1,458 Posts served
6,169 Conversations started
The TBB class task was designed for high-performance implementations of the TBB templates. It's efficiency, particularly its emphasis on continuation-passing style, comes at some price in convenience. Rick Molloy of Microsoft has posted a description of a task_group interface that Microsoft is considering. It's more convenient for than the TBB interface, particularly when your compiler supports C++ 200x lambda expessions (Section 5.1.1 of N2606).
I implemented a subset of task_group in TBB as a header tbb/task_group.h: 37 lines of C++ and 5 preprocessor lines. It's a small subset.
wait() returns void, not task_group_status, since the blog does not detail task_group_status. But nonetheless, I think some TBB users will find this minimal form useful. For example, it's enough of task_group to write the quicksort in Molloy's post.
The code for header follows my signature. I'd be interested to hear how useful it is.
- Arch
#ifndef __TBB_task_group_H
#define __TBB_task_group_H
#include "tbb/task.h"
namespace tbb {
class task_group;
namespace internal {
// Suppress gratuitous warnings from icc 11.0 when lambda expressions are used in instances of function_task.

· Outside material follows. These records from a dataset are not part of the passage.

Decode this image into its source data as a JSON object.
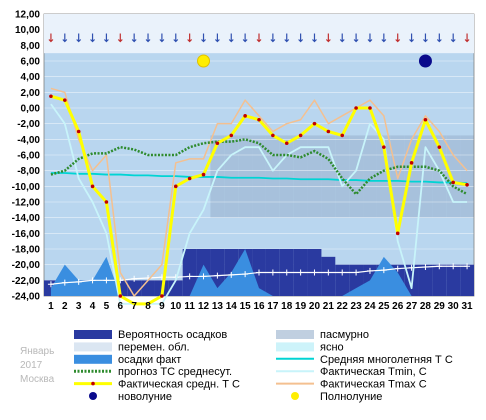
{
  "chart_data": {
    "type": "line",
    "x": [
      1,
      2,
      3,
      4,
      5,
      6,
      7,
      8,
      9,
      10,
      11,
      12,
      13,
      14,
      15,
      16,
      17,
      18,
      19,
      20,
      21,
      22,
      23,
      24,
      25,
      26,
      27,
      28,
      29,
      30,
      31
    ],
    "ylim": [
      -24,
      12
    ],
    "ytick_labels": [
      "12,00",
      "10,00",
      "8,00",
      "6,00",
      "4,00",
      "2,00",
      "0,00",
      "-2,00",
      "-4,00",
      "-6,00",
      "-8,00",
      "-10,00",
      "-12,00",
      "-14,00",
      "-16,00",
      "-18,00",
      "-20,00",
      "-22,00",
      "-24,00"
    ],
    "series": [
      {
        "name": "прогноз ТС среднесут.",
        "color": "#2e8b2e",
        "values": [
          -8.5,
          -8,
          -6.5,
          -5.8,
          -5.8,
          -5,
          -5.3,
          -6,
          -6,
          -6,
          -5,
          -4.5,
          -4.3,
          -4.3,
          -4,
          -4.5,
          -6,
          -6,
          -6.3,
          -5.5,
          -6.5,
          -9,
          -11,
          -9,
          -8,
          -7.5,
          -7.5,
          -7.5,
          -8,
          -10,
          -11
        ]
      },
      {
        "name": "Средняя многолетняя Т С",
        "color": "#00d4d4",
        "values": [
          -8.3,
          -8.3,
          -8.4,
          -8.4,
          -8.5,
          -8.5,
          -8.6,
          -8.6,
          -8.7,
          -8.7,
          -8.8,
          -8.8,
          -8.8,
          -8.9,
          -8.9,
          -8.9,
          -9,
          -9,
          -9.1,
          -9.1,
          -9.1,
          -9.2,
          -9.2,
          -9.3,
          -9.3,
          -9.3,
          -9.4,
          -9.4,
          -9.5,
          -9.5,
          -9.6
        ]
      },
      {
        "name": "Фактическая Tmin, С",
        "color": "#c8f4fa",
        "values": [
          0.5,
          -2,
          -9,
          -12,
          -16,
          -25,
          -27,
          -27,
          -25,
          -22,
          -16,
          -13,
          -8,
          -6,
          -5,
          -5,
          -8,
          -6,
          -5,
          -5,
          -5,
          -10,
          -8,
          -2,
          -4,
          -17,
          -23,
          -5,
          -8,
          -12,
          -12
        ]
      },
      {
        "name": "Фактическая Tmax C",
        "color": "#f4c090",
        "values": [
          2.5,
          2,
          -4,
          -8,
          -6,
          -21,
          -24,
          -22,
          -20,
          -7,
          -6.5,
          -6.5,
          -2,
          -2,
          1,
          -1,
          -3,
          -2,
          -1.5,
          1,
          -2,
          -1,
          0,
          1,
          -1,
          -9,
          -4,
          -1,
          -3,
          -6,
          -8
        ]
      },
      {
        "name": "Фактическая средн. Т С",
        "color": "#ffff00",
        "values": [
          1.5,
          1,
          -3,
          -10,
          -12,
          -24,
          -27,
          -25,
          -24,
          -10,
          -9,
          -8.5,
          -4.5,
          -3.5,
          -1,
          -1.5,
          -3.5,
          -4.5,
          -3.5,
          -2,
          -3,
          -3.5,
          0,
          0,
          -5,
          -16,
          -7,
          -1.5,
          -5,
          -9.5,
          -9.8
        ]
      },
      {
        "name": "осадки факт",
        "color": "#3a8ee0",
        "values": [
          -23,
          -20,
          -22,
          -22,
          -19,
          -24,
          -24,
          -24,
          -24,
          -24,
          -24,
          -20,
          -23,
          -21,
          -18,
          -23,
          -24,
          -24,
          -24,
          -24,
          -24,
          -24,
          -23,
          -22,
          -19,
          -21,
          -24,
          -24,
          -24,
          -24,
          -24
        ]
      },
      {
        "name": "Вероятность осадков",
        "color": "#2a3aa0",
        "values": [
          -22,
          -22,
          -22,
          -22,
          -22,
          -22,
          -22,
          -22,
          -22,
          -22,
          -18,
          -18,
          -18,
          -18,
          -18,
          -18,
          -18,
          -18,
          -18,
          -18,
          -19,
          -20,
          -20,
          -20,
          -20,
          -20,
          -20,
          -20,
          -20,
          -20,
          -20
        ]
      },
      {
        "name": "snow-line",
        "color": "#ffffff",
        "values": [
          -22.5,
          -22.3,
          -22.2,
          -22,
          -22,
          -22,
          -21.8,
          -21.7,
          -21.6,
          -21.6,
          -21.5,
          -21.5,
          -21.4,
          -21.3,
          -21.2,
          -21,
          -21,
          -21,
          -21,
          -21,
          -21,
          -21,
          -21,
          -20.8,
          -20.7,
          -20.5,
          -20.4,
          -20.3,
          -20.2,
          -20.2,
          -20.2
        ]
      }
    ],
    "cloud_overcast": [
      0,
      0,
      0,
      0,
      0,
      0,
      0,
      0,
      0,
      0,
      0,
      0,
      1,
      1,
      1,
      1,
      1,
      1,
      1,
      1,
      1,
      1,
      1,
      1,
      1,
      1,
      1,
      1,
      1,
      1,
      1
    ],
    "full_moon_day": 12,
    "new_moon_day": 28,
    "legend": [
      {
        "label": "Вероятность осадков",
        "kind": "box",
        "color": "#2a3aa0"
      },
      {
        "label": "пасмурно",
        "kind": "box",
        "color": "#c0cfe0"
      },
      {
        "label": "перемен. обл.",
        "kind": "box",
        "color": "#dbe6f2"
      },
      {
        "label": "ясно",
        "kind": "box",
        "color": "#cdf3fa"
      },
      {
        "label": "осадки факт",
        "kind": "box",
        "color": "#3a8ee0"
      },
      {
        "label": "Средняя многолетняя Т С",
        "kind": "line",
        "color": "#00d4d4"
      },
      {
        "label": "прогноз ТС среднесут.",
        "kind": "dots",
        "color": "#2e8b2e"
      },
      {
        "label": "Фактическая Tmin, С",
        "kind": "line",
        "color": "#c8f4fa"
      },
      {
        "label": "Фактическая средн. Т С",
        "kind": "marker",
        "color": "#ffff00"
      },
      {
        "label": "Фактическая Tmax С",
        "kind": "line",
        "color": "#f4c090"
      },
      {
        "label": "новолуние",
        "kind": "dot",
        "color": "#0a0a8c"
      },
      {
        "label": "Полнолуние",
        "kind": "dot",
        "color": "#ffee00"
      }
    ],
    "side_labels": [
      "Январь",
      "2017",
      "Москва"
    ]
  }
}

#pragma warning(disable: 588)
template<typename Function>
class function_task: public task {
Function my_func;
/*override*/ task* execute() {
my_func();
return NULL;
}
public:
function_task( Function& f ) : my_func(f) {}
};
} // namespace internal
class task_group: internal::no_copy {
private:
empty_task* root;
public:
task_group() {
root = new(task::allocate_root()) empty_task;
root->set_ref_count(1);
}
~task_group() {
if( root->ref_count() )
root->wait_for_all();
root->destroy(*root);
}
template<typename Function>
void run( Function f ) {
task& self = task::self();
self.spawn(*new( self.allocate_additional_child_of( *root )) internal::function_task<Function>(f) );
}
void wait() {
root->wait_for_all();
}
};
} // namespace tbb
#endif /* __TBB_task_group_H */
| July 2, 2008 11:59 PM PDT
Andrey Marochko (Intel)
| Cool work, Arch! Shows both how easy some of the MS concepts (which took them years to arrive to) can be impemented, and how inefficient the implementation can be (beware of the closed sources) :). I think that to provide MS like exception handling behavior you need to explicitly create an isolated context for each task_group and associate it with the root task. I'm also not quite sure that the check in the task_group destructor for the root's refcount being nonzero helps in any way. Actually it may become zero only if the user used task::self() inside its functor, took its parent, and created a child for it not using allocate_additional_child_of(). And in this case our empty root will be executed by the scheduler and destroyed, and the check itself will probably cause access violation. I think the best thing you could do here is to call wait_for_all unconditionally, and rely on assertions inside TBB to warn about misuses. |
| July 3, 2008 6:31 AM PDT
Arch Robison (Intel) | I agree that it sppears that each task_group will likely require a task_group_context to implement the Microsoft's exception-handling semantics. As Microsoft makes more details public (such as exception-handling semantics), I'll update my TBB version to match as closely as practical. The test on root->ref_count() is intended to protect against cases where the destructor of a task_group is called before wait() is called; e.g., out of forgetfullness or because an exception was thrown. The check is necessary because calling wait_for_all unconditionally does not work if it has already been called (by task_group::wait). The reason is that root->wait_for_all() waits until root->ref_count() becomes 1, and then sets root->ref_count() to 0. So calling wait_for_all twice, without resetting the ref_count, is an error. The debug version of TBB has assertions that diagnose this error. |
Arch Robison (Intel)
The following example, which uses lambdas, possibly calls run() from different threads on the same task group. It prints 1000000.
The example is just for show. In generally, it is non-scalable to create many tasks from the same task_group, because creation and completion of a task involve bumping a reference counter, whose cache line becomes a point of contention. Use recursive task creation for scalability, like a nuclear chain reaction.